Outdoors there is a screened-in gazebo (wired for sound), an open-air viewing deck that overlooked the rain-swollen creek (and doubled as an impromptu cigar lounge), a grilling scene in front of the garage, plus plenty of grass space for whiffle ball, croquet, horseshoes, bean bag toss, and tiki torch beer bottle frisbee (for those who needed encouragement to consume malted beverages). Some even found time to pick ripe Montmorency cherries and make a couple of pies.

It was a good time for all.

Tuesday, June 12, 2018

Gnostic Imaging

I was at St Luke's Hospital yesterday for my monthly check-up with my oncologist. When I stepped up to registration (so I could get outfitted with one of those nifty plastic wrist bands that help staff make sure I'm the right "Laird Schaub"), I was surprised to see a display of full-color tri-folds on the counter that advertised "Gnostic Imaging." 

Say what? They've got CT scans for detecting esoteric, spiritual knowledge? What will they think of next! It's one thing, I thought, for a hospital to be on the cutting edge of medical research; it's all together something else to be dancing with the Wu Li masters. And I was very curious how that intersected with treating cancer.

For a minute or two, my mind started flowing in all manner of creative directions, trying to make sense of what I'd seen. Then I adjusted my stance and discovered that a box a facial tissues had been obscuring the left-hand margin of the flyer, which actually read, "Diagnostic Imaging." Oh. My bad.
• • •
But then again, what if I had read it right the first time? Wouldn't that be an interesting East-meets-West kind of Hippocractic amalgamation? And why not on the cancer ward—where the veil between this life and whatever is next tends to thin out precipitously. Who's to say what kind of knowledge is most needed when one is close to transition?

Further, why not offer one-stop shopping for all your medical inquiries? For the most part modalities come in their own boxes (or edifices, in the case of hospitals) and don't tend to play well with others. Western medicine here; Chinese medicine there; Ayurvedic in this corner; Ayahuasca in that corner; over the counter on this side; over the rainbow on the other side; snake handlers in the sub-basement; and bats in the belfry.

It's not just what science or your spirit guide tells you should have the inside track on our attention: it's what you have faith in. And that's a highly personal decision. 
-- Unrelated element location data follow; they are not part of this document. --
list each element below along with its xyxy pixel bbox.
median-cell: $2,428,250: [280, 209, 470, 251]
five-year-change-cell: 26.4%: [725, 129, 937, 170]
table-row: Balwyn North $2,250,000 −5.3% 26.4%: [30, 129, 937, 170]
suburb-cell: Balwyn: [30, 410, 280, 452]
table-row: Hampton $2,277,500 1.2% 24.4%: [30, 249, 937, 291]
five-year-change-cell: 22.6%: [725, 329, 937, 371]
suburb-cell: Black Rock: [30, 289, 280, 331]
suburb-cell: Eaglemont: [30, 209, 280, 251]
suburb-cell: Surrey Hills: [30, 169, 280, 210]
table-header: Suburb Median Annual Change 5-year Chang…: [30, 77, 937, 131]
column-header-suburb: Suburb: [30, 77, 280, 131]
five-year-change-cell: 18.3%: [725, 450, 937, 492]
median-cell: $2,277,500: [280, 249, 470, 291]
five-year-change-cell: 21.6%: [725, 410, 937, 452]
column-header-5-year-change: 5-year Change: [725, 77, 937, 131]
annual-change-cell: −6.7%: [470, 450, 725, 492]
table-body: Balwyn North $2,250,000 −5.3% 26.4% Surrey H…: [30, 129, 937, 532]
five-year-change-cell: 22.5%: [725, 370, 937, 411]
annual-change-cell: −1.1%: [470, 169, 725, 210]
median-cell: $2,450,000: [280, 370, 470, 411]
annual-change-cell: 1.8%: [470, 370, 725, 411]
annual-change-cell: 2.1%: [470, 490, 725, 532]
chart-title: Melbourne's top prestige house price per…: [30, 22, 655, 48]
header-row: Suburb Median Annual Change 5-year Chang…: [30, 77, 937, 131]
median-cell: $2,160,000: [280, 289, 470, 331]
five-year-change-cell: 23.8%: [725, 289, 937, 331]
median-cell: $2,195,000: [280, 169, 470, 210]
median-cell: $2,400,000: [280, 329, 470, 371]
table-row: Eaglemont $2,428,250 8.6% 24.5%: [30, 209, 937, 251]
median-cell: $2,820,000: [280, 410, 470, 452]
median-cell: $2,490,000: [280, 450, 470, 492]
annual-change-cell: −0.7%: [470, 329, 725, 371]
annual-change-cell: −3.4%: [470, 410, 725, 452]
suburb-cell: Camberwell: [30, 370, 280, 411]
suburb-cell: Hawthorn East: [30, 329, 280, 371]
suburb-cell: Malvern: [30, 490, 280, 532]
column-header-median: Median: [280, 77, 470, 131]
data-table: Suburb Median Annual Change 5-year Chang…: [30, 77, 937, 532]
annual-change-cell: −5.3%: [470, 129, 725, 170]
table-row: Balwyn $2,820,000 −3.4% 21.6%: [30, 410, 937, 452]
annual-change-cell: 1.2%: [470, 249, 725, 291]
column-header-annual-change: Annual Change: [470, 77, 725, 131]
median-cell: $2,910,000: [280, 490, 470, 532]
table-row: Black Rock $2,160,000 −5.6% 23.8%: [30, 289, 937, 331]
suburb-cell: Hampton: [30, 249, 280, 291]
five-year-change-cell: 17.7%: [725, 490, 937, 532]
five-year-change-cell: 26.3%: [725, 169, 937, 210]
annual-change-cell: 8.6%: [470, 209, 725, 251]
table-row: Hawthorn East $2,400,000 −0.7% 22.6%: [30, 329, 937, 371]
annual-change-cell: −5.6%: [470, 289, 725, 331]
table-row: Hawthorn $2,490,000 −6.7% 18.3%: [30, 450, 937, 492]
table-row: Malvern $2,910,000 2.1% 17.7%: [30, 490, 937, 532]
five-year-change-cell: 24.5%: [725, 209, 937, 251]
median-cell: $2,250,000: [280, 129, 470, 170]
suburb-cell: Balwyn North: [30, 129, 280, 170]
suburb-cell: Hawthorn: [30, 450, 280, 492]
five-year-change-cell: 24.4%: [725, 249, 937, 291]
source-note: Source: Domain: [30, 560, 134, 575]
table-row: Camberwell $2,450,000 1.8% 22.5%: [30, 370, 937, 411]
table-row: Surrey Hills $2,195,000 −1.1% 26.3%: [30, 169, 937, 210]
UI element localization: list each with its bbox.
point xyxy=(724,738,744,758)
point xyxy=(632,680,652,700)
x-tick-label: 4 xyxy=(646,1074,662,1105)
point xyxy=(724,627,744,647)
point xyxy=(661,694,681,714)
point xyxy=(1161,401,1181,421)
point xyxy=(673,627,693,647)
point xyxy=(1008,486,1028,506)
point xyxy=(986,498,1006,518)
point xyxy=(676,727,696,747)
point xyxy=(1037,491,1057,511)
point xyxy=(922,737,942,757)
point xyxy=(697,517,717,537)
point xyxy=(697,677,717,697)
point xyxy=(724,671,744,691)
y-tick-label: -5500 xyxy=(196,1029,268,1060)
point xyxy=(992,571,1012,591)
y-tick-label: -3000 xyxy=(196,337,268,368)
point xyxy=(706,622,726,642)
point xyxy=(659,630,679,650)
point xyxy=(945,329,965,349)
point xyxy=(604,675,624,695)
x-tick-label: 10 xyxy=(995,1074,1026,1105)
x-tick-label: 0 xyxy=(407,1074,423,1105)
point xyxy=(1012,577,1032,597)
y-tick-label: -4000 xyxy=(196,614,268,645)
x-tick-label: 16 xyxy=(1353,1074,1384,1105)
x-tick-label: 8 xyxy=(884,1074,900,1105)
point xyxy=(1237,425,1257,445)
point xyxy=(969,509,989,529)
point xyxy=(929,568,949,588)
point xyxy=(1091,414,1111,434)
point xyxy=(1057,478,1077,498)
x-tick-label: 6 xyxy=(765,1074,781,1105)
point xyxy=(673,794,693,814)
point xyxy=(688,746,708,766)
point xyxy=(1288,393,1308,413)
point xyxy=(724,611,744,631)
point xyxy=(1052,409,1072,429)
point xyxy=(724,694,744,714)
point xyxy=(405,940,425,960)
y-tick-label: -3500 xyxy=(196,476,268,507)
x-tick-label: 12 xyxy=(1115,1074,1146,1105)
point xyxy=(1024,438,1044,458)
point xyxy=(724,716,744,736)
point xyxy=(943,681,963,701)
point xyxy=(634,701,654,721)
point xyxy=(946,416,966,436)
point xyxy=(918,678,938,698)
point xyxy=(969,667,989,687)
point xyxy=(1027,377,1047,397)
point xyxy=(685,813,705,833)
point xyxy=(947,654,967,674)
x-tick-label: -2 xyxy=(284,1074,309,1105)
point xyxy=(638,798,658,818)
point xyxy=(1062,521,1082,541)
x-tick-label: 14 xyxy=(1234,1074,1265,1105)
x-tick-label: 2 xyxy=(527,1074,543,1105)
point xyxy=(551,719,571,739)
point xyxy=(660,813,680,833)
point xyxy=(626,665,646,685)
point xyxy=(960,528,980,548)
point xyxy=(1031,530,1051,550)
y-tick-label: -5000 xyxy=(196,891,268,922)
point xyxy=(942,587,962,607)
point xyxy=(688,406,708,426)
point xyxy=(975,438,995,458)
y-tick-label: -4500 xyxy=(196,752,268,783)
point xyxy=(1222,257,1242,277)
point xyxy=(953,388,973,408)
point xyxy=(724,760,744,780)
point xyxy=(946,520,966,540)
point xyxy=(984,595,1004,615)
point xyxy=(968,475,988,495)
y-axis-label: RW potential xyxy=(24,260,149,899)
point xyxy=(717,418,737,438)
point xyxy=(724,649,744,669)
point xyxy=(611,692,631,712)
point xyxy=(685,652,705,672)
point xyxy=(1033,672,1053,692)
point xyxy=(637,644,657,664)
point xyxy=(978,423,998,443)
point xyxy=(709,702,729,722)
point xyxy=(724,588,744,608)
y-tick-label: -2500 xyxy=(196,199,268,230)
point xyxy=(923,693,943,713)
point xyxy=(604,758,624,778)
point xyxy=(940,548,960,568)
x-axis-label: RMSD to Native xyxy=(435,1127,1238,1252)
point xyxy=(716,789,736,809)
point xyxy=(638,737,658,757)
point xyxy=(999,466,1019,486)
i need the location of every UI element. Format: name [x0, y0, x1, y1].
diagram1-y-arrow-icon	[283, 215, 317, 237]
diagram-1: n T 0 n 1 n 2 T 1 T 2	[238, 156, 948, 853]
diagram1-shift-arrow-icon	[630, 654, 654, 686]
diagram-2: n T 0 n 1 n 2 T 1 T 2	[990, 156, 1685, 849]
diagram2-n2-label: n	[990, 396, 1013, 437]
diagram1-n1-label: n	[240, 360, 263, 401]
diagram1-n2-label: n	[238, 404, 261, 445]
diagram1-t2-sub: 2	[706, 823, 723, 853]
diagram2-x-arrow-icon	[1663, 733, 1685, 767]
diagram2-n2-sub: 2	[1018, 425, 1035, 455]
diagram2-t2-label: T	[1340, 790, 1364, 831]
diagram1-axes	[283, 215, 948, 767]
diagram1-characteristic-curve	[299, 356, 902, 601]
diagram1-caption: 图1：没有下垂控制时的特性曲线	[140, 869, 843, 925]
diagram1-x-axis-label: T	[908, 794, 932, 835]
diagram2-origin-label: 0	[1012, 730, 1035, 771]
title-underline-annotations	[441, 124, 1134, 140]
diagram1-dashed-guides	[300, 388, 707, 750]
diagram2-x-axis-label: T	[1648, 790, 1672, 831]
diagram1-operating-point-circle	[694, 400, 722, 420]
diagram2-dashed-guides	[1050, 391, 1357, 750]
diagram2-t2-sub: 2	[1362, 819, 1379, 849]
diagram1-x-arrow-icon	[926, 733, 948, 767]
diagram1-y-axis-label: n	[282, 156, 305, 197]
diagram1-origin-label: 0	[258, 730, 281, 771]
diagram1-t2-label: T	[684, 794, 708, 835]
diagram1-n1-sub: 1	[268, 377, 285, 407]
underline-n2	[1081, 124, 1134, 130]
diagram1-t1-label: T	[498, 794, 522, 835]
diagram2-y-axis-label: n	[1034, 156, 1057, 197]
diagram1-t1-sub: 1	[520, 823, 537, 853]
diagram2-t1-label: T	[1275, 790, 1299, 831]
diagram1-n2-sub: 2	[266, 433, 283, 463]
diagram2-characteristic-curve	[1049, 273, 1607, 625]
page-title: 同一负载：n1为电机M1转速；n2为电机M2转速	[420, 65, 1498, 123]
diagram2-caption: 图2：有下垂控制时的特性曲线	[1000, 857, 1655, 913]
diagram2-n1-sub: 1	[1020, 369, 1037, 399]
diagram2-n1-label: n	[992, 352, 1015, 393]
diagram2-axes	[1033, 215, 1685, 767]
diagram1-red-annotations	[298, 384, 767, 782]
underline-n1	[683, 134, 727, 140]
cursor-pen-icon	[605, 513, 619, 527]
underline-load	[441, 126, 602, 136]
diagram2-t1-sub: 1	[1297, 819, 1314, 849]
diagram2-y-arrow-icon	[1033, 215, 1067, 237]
What I know—having lived through being close to death 28 months ago when my cancer was first diagnosed (and imaged at St Luke's, thank you)—is that a positive attitude and a strong support network make a difference. While those intangible factors are not definitive (optimists die, too, after all), my oncologist in Duluth and my hematologist at Mayo Clinic (who are both all in on Western medicine), freely acknowledge that attitude impacts outcomes for reasons that defy quantification. 

Hmm. Maybe there are no accidents. Maybe St Luke's should be offering gnostic counseling, offering a menu of medical approaches, rather than one-size-fits-all. They could think of it as hedging their bets, catering to the patient's proclivities, rather than trying to direct them. Just a thought.

Isn't it amusing what kind of insights can be triggered by standing in just the wrong place at the right time? Life tends to be a lot more interesting if you're paying attention.